A BILL proposing an armed marshals service to protect members of the judiciary has been filed in the House.

Deputy Speaker and Surigao del Sur Rep. Johnny Pimentel has filed House Bill (HB) No. 5403, establishing the Office of the Philippine Marshals Service under the Supreme Court.

“This is in response to Chief Justice Diosdado Peralta’s call for a marshals service for the judiciary,” Pimentel said.

“Right now, every active judge is a sitting duck with absolutely no protection whatsoever against potential attacks,” Pimentel pointed out.

Pimentel filed his measure days after the November 5 assassination of Tagudin, Ilocos Sur Regional Trial Court (RTC) Branch 25 Judge Mario Anacleto Bañez.

Bañez was the second RTC judge murdered this year, after the May 9 killing of Sindangan, Zamboanga del Norte RTC Branch 11 Judge Reymar Lacaya, and the 31st member of the judiciary slain while in active service since 1999.

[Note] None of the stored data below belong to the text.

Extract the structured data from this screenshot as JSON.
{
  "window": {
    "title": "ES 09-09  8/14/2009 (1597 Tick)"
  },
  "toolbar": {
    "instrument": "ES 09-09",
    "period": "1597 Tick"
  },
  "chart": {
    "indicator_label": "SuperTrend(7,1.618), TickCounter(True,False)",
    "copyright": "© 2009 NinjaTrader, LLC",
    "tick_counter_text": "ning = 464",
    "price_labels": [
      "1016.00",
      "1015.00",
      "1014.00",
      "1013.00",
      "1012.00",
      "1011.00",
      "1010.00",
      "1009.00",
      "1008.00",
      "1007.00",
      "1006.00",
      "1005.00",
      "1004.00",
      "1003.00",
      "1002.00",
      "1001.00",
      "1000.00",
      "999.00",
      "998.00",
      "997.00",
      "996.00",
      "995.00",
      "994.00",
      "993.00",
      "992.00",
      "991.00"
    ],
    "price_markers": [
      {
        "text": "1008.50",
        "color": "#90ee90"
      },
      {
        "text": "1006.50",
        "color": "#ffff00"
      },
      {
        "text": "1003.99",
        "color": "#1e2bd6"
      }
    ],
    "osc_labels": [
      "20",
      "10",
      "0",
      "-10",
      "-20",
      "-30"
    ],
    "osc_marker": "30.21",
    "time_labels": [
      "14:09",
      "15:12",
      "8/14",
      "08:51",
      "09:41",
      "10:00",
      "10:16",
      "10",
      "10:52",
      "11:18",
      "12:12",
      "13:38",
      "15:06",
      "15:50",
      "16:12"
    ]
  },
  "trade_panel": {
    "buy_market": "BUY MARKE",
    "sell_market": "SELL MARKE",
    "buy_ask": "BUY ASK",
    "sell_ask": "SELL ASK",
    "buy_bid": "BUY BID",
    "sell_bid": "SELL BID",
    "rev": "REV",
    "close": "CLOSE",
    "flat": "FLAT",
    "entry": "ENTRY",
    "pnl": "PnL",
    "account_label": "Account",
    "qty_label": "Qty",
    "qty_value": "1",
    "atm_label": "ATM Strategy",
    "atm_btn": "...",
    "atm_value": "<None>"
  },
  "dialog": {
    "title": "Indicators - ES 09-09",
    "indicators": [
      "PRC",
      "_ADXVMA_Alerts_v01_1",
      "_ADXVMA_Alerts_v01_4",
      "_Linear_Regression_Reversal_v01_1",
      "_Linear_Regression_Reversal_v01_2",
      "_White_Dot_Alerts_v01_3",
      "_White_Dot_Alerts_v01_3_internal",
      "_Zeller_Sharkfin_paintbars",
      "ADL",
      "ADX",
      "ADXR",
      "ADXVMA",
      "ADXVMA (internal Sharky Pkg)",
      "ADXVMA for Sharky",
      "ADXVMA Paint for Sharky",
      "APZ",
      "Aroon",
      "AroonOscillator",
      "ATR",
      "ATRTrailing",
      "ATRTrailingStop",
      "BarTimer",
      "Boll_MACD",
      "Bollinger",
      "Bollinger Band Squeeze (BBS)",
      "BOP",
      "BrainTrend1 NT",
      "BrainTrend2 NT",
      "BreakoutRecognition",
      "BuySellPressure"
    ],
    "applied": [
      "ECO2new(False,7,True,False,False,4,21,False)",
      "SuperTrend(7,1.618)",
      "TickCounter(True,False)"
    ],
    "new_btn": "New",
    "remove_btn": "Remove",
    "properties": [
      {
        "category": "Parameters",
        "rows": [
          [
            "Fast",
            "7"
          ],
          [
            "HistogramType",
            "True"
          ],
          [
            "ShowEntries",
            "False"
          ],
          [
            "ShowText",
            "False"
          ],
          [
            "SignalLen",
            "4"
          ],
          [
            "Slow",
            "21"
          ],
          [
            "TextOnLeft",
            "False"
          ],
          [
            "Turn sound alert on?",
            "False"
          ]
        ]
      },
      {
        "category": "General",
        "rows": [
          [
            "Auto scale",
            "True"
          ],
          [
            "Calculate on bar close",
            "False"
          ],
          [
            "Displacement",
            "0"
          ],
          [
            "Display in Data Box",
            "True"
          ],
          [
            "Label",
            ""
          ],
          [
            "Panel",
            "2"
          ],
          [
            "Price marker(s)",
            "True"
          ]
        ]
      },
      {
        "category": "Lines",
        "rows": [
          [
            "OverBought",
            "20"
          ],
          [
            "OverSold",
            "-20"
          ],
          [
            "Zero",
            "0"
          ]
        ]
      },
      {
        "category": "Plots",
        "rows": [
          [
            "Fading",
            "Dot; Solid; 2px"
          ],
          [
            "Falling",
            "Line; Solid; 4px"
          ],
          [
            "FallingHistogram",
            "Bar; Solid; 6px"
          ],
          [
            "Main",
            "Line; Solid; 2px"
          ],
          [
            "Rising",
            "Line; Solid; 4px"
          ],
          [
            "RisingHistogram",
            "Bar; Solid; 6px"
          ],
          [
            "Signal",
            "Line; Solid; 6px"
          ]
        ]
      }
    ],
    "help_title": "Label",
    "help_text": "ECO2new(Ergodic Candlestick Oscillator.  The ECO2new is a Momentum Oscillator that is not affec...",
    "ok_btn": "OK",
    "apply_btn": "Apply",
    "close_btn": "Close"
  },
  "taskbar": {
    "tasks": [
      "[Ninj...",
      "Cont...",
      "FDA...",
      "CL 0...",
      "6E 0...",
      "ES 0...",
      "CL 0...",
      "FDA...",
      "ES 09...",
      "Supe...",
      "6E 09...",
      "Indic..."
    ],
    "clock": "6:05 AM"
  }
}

Under Pimentel’s bill, the marshals service shall be headed by a director to be appointed by the Chief Justice.

The organizational structure, composition and the size of the service shall be determined by the director and the Chief Justice.

As proposed by Pimentel, every marshal shall be a bachelor’s degree holder, and shall be at least 21 years old but not older than 35.

The marshals shall:

·  Undergo training at the Philippine Public Safety College;

·  Possess suitable firearms for the proper protection of court officers and properties;

· Serve as “peace officers” and as such, have the power to conduct arrests, searches and seizures in accordance with existing laws and rules;

· Investigate and counteract crimes against judicial officers; and take and require sworn truthful statements of any person or persons so summoned in relation to cases under investigation.

At present, judges are able to obtain close protection officers from the Philippine National Police only upon request on a case-to-case basis.

“This arrangement is inadequate, given that judges may not readily perceive threats from angry and atrocious litigants,” Pimentel said.

Based on the judiciary’s staffing summary in the 2019 General Appropriations Act, the country has a total of 2,561 trial judges.

They are broken down into 1,301 RTC judges; 169 Metro Trial Court judges; 257 City Trial Court judges; 468 Municipal Circuit Trial Court judges; and 366 Municipal Trial Court judges.

Besides the 15 members of the Supreme Court (SC), there are also 70 justices of the Court of Appeals and nine justices of the Court of Tax Appeals.